WASHINGTON (AP) _ Rand Corp. researchers preparing a study for the National Geospatial Intelligence Agency found four federal government Web sites they believed might aid terrorists enough to warrant restricting
Monday, May 10th 2004, 6:13 am
By: News On 6
WASHINGTON (AP) _ Rand Corp. researchers preparing a study for the National Geospatial Intelligence Agency found four federal government Web sites they believed might aid terrorists enough to warrant restricting public access to them. All four have been restricted.
Here are the sites and reasons:
_Two databases maintained by the Transportation Department's Research and Special Programs Administration: the Office of Pipeline Safety's Pipeline Risk Management/Integrity Management Database and that office's National Pipeline Mapping System. The two databases are now protected by passwords so the researchers could not examine them directly and had to rely on descriptions of them. ``An extensive evaluation might change such a ranking'' of their risk, the researchers said.
_The Nuclear Regulatory Commission's Office of Nuclear Reactor Regulation Plant Information Books detailing U.S. nuclear facilities. It was withdrawn from the Internet after Sept. 11, 2001.
Researchers could neither view it nor find a copy on any Internet archive site, but found written descriptions that said it ``contained detailed information about nuclear facilities' internal workings, (so) we ranked it as having medium significance for targeting usefulness.''
The researchers could find only a few, harder-to-find alternatives for detailed technical data of the sort likely to have been on the site, including the private National Resources Defense Council, which publishes a book on nuclear weapons manufacturing with technical information on the internal workings of facilities.

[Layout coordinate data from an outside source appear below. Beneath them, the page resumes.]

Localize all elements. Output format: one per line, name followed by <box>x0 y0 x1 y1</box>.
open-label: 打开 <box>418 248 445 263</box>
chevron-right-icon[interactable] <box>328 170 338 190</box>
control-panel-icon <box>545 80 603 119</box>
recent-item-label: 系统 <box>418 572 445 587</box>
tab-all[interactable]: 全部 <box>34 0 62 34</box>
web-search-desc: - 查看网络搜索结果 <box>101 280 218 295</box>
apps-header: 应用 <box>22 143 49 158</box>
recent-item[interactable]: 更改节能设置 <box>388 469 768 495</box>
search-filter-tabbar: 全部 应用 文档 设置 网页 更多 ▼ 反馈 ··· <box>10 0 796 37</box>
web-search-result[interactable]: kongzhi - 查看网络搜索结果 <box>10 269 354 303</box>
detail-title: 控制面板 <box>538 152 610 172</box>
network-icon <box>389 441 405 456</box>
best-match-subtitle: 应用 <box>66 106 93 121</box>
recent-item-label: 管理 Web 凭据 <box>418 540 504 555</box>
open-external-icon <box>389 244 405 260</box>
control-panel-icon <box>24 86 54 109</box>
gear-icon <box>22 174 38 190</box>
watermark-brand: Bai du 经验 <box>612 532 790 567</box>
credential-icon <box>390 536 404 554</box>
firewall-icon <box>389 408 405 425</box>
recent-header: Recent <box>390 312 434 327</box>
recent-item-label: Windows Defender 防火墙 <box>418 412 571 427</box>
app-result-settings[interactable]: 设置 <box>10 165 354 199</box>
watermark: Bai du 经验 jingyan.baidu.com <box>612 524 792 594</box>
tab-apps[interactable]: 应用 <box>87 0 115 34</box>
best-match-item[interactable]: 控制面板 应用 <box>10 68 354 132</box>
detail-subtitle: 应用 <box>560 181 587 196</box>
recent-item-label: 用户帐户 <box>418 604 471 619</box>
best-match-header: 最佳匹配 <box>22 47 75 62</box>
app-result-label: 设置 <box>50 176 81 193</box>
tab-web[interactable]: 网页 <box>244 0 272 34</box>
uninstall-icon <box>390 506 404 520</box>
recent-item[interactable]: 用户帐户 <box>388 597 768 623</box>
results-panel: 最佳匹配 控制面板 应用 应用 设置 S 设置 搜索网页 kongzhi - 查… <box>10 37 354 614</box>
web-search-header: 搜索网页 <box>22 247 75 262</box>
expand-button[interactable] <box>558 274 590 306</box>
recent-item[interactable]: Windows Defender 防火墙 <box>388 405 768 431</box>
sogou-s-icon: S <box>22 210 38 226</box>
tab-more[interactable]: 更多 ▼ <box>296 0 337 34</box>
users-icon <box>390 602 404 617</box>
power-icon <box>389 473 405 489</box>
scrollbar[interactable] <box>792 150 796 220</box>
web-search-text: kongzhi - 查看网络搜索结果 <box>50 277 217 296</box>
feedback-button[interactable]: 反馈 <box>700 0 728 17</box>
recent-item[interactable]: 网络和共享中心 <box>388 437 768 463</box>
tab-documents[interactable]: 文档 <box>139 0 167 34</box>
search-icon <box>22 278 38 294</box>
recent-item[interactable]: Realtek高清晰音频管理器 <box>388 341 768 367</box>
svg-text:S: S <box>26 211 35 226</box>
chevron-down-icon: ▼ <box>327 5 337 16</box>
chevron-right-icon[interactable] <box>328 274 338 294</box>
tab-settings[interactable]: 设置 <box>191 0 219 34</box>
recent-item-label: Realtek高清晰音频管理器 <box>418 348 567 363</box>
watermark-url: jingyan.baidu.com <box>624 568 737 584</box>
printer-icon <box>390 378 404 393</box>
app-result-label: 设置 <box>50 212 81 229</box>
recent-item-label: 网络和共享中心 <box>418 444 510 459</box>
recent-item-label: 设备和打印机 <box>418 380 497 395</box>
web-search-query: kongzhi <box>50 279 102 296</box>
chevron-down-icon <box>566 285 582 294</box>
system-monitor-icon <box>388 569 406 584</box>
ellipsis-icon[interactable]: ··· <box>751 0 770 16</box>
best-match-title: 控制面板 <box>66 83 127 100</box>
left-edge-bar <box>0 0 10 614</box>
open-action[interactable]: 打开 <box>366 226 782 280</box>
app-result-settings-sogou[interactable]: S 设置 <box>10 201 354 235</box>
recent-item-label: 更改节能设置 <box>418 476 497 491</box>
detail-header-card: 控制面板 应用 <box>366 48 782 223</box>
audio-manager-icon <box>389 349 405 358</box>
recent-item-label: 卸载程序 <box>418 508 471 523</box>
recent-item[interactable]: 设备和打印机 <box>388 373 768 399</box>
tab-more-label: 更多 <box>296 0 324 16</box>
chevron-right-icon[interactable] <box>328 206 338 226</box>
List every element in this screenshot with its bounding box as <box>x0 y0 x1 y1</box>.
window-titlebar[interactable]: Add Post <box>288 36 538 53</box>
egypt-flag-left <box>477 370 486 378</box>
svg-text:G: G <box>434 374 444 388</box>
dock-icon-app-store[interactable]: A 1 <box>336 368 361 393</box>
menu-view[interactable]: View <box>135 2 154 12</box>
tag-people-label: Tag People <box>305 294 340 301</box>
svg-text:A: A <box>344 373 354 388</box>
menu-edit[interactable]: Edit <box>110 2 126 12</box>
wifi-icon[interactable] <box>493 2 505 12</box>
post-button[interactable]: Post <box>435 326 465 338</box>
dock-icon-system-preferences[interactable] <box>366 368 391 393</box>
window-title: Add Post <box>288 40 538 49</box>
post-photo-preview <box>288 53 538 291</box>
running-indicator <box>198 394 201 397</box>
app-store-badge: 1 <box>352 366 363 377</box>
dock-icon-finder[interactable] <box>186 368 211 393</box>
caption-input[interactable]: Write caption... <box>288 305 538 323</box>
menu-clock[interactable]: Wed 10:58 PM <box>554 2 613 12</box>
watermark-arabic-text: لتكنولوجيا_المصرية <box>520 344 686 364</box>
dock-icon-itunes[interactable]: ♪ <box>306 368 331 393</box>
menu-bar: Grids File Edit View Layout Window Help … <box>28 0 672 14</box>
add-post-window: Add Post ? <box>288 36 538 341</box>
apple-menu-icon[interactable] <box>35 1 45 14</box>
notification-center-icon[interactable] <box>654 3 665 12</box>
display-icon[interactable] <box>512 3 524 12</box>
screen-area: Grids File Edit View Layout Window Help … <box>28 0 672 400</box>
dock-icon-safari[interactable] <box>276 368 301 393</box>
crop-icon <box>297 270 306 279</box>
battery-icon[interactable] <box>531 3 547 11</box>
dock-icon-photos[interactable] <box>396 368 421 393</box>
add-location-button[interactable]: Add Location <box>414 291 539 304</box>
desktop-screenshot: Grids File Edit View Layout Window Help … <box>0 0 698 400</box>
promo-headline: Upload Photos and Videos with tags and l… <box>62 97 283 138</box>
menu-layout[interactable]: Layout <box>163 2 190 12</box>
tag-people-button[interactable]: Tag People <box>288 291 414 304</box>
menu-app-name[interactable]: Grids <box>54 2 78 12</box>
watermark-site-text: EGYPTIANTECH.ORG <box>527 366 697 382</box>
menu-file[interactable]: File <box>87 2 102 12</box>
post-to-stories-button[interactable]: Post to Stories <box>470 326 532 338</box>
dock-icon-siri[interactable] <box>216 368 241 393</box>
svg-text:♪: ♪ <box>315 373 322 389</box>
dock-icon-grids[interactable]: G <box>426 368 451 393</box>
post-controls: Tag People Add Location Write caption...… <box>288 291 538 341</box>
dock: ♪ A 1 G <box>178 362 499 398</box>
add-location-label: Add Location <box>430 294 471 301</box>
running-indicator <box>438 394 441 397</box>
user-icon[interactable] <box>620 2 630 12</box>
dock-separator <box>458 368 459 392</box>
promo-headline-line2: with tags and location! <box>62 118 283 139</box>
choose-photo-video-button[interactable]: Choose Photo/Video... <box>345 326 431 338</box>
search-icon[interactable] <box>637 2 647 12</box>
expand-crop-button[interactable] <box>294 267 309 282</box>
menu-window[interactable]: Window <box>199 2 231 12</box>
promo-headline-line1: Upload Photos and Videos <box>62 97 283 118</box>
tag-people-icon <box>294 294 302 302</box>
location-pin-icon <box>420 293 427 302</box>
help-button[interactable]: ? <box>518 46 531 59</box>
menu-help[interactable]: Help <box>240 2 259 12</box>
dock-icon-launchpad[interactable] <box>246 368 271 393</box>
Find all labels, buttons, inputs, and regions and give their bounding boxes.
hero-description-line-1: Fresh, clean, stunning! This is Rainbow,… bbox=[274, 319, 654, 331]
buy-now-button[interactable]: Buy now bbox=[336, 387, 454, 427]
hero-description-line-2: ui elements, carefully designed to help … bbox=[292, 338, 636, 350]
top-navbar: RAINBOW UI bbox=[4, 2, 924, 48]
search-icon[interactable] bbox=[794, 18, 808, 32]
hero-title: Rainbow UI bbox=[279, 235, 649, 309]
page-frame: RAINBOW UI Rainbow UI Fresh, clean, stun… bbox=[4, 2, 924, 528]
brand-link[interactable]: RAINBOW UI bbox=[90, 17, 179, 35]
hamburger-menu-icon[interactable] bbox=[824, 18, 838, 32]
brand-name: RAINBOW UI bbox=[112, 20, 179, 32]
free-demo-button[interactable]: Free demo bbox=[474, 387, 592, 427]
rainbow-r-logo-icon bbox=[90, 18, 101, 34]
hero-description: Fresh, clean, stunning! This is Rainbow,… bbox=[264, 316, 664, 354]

_The Interior Department's Bureau of Reclamation DataWeb online mapping Web site, which was withdrawn from public access after Sept. 11. The site had provided detailed technical information for community users near dams, including industry and universities, with records of the dams and their activities.
The researchers looked specifically at the data that had been available for Grand Coulee Dam. The site had contained detailed engineering information on the dam the could potentially help choose a target and plan an attack. Most of the data was operational about internal features and functions.
Because the dam is a tourist attraction it was easy to find other federal, state and local government, private organization and even international and individual Web sites about the dam. These sources included the Army Corps of Engineers, the Federal Emergency Management Agency's Dam Safety Program, the Grand Coulee Chamber of Commerce, the Association of Dam Safety Officials, the U.S. and International Committee on Large Dams and the World Commission on Dams.
But ``most of the alternatives did not have as much or as specific detailed information'' about internal features and functions, the report said.
On the other hand, some of the most detailed information about internal features of the dam were found on a biking enthusiast's Web site that provided photographs from his visit to the dam and on the Web site of a Grand Coulee aficionado who provided pictures of internal features.